Esok paginya, Murad memutuskan untuk melanjutkan perjalanan. Abduh mengantarkan Murad ke rumah Hadi Kriet—teman seperjuangan yang kini jadi anggota dewan Partai Merah. Setelah menjadi anggota dewan, Hadi Kriet diselimuti kekayaan tetapi justru membuat dirinya lupa diri. Hal inilah yang memicu kemuakan Murad pada kawannya ini. Perdebatan sengit sempat mewarnai pertemuan mereka. Setelahnya, Hadi Kriet mengantarkan Murad ke kampung halamannya di Nisam menaiki mobil mewah. Dalam perjalanan, ketika mereka berhenti di depan kios surat kabar, Murad menemukan sebuah berita berjudul: Murad, Si Pembunuh Kejam Sedang Berkeliaran di Lamlhok. Sebelum sampai tujuan, Hadi Kriet menurunkan Murad di jalan sebab khawatir mobilnya akan dikenali.

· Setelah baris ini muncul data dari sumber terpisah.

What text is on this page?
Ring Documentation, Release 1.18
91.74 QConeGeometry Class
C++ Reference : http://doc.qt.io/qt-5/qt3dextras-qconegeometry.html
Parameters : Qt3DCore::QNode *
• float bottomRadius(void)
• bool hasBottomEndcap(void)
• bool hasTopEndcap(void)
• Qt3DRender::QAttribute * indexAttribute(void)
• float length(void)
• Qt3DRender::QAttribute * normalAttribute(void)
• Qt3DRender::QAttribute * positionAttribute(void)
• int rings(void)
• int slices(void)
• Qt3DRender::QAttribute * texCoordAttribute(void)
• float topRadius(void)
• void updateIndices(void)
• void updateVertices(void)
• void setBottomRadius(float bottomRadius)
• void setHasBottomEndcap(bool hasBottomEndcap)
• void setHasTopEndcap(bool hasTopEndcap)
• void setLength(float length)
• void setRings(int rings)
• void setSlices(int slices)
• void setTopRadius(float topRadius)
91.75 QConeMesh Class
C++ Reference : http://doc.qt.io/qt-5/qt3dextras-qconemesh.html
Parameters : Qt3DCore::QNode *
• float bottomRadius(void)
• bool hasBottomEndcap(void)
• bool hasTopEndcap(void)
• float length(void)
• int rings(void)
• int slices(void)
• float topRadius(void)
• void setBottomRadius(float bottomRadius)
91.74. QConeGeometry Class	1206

Lima belas menit Murad harus berjalan kaki untuk sampai kampung halaman yang ia rindukan dan sayangi. Kampung halaman seperti surga menawan yang menenagkan dan memberikan berjuta harapan dan impian tetapi telah banyak darah yang tumpak di sini sehingga menjadi tanah surga merah. Sesampainya di rumah, Murad mendapati ibunya yang telah rabun dan kakak perempuannya, Aminah. Setelah menjelaskan kondisinya, Murad menyerahkan beberapa uang tek terduga dalam jaket yang dipinjamnya dari Hadi Kriet. Lantas meminta, Imran—suami Aminah yang tuna rungu—untuk mengantarnya ke Sowang. Tampaknya, takdir lain telah menunggu Murad di ujung jalan sana.

Di Sowang, Murad menemui Imran, seorang kawan penyimpan pistolnya yang mendukung terbentuknya Partai Jingga—partai yang digagas Murad melalui artikel-artikelnya di surat kabar. Imran mengatakan bahwa Partai Jingga yang telah terbentuk terus mendapat tekanan dari Partai Merah sehingga menyulitkan pergerakan. Partai Merah memang partai yang sangat berkuasa, partai terkaya, orang-orangnya menduduki tempat penting dengan banyak pengikut dan pendukung. Untuk menyambut pemilu, Partai Merah genjar berkampanye bahkan sebelum kampanye resmi dijadwalkan. Mereka kerap menggunakan senjata dan bom untuk menakuti partai lain. Partai Merah memang partai orang-orang yang rusak parah.

Seusai Magrib, Murad dan Imran menelusuri jalan utama menuju tempat kampanye Partai Merah. Dalam kampanye itu, Partai Merah membawa agama sebagai topeng untuk menarik dukungan masa. Mereka menyebut diri sebagai partai Tuhan, peduli agama, menegakkan syariat Islam, memperjuangkan penderitaan rakyat. Mereka juga menakuti bila Partai Merah kalah, Tuhan akan murka. Maka malam itu juga, Partai Merah mengambil sumpah berikan suara untuk partai Tuhan kepada orang-orang dalam kampanye itu.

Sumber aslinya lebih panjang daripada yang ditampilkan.